Por isso, ceder a migalhas com propaganda de esquerda é continuar a fazer os trabalhadores suportarem a crise, que, já no OE de 2020, “Só mesmo por ironia, se poderia esperar a apresentação de um Orçamento de Estado (OE) com excedente orçamental de 500 milhões de euros, num país sem prioridade no combate ao empobrecimento, quando entre a população em risco de pobreza se encontram, reformados, desempregados, mas também empregados.” (“A ironia de um Orçamento de Estado com excedente e das migalhas que sobram para o combate ao empobrecimento”: Etc e Tal jornal / 1 de janeiro/20 / José Lopes).
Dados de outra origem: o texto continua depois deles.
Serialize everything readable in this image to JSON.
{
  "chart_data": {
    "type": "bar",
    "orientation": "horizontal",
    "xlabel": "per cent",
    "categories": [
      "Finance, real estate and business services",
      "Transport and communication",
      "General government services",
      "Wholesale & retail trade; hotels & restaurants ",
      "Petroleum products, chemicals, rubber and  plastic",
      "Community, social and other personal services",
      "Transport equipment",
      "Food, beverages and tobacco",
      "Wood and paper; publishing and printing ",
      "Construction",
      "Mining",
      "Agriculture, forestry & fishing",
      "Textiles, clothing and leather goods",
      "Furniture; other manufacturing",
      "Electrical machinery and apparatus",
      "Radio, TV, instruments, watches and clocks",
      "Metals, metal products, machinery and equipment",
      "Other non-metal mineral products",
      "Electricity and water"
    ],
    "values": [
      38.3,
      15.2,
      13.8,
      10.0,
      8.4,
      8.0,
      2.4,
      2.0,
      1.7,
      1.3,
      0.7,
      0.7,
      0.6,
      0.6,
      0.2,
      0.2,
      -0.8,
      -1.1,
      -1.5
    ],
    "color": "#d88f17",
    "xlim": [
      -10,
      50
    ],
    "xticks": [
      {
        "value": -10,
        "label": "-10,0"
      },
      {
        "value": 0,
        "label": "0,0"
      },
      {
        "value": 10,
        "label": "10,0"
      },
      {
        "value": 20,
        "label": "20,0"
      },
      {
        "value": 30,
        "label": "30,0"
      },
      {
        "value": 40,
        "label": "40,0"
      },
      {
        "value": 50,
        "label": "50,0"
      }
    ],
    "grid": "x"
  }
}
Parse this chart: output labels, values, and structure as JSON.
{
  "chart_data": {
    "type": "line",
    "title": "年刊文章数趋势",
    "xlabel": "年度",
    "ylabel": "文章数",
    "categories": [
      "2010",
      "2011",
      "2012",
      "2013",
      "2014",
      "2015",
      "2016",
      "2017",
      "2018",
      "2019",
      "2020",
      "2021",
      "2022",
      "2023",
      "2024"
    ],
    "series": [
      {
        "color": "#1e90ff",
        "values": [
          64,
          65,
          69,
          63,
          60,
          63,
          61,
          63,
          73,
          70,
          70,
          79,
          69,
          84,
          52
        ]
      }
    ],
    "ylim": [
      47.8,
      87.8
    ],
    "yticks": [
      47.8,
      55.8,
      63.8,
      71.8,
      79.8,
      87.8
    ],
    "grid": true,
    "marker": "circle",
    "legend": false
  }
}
Ou como também cheguei a escrever, com o título, “Aprovação do Orçamento do Estado por uns “trocos” para os pobres” (Esquerda.net / 26-10-2018 / José Lopes), acrescentando neste texto sobre o OE para 2019, ““Trocos” que não retiram os pobres que trabalham com baixos salários da sua condição de pobreza, mas foram propostas arrancadas a ferros, em duras negociações com um governo do PS, que amarrado a compromissos com o capital nem estes “trocos” por si garantiria caso governasse sozinho”, com uma maioria absoluta, claro.
Com uma estranha arrogância a dominar um governo cada vez mais fragilizado, sujeitar os trabalhadores a migalhas e à legislação laboral que a direita (PSD/CDS) aplicou e o PS não abdicou, não pode ser o caminho. Sem complexos políticos e sem ilusórias expetativas, o OE de 2021 só merecia ser rejeitado à esquerda.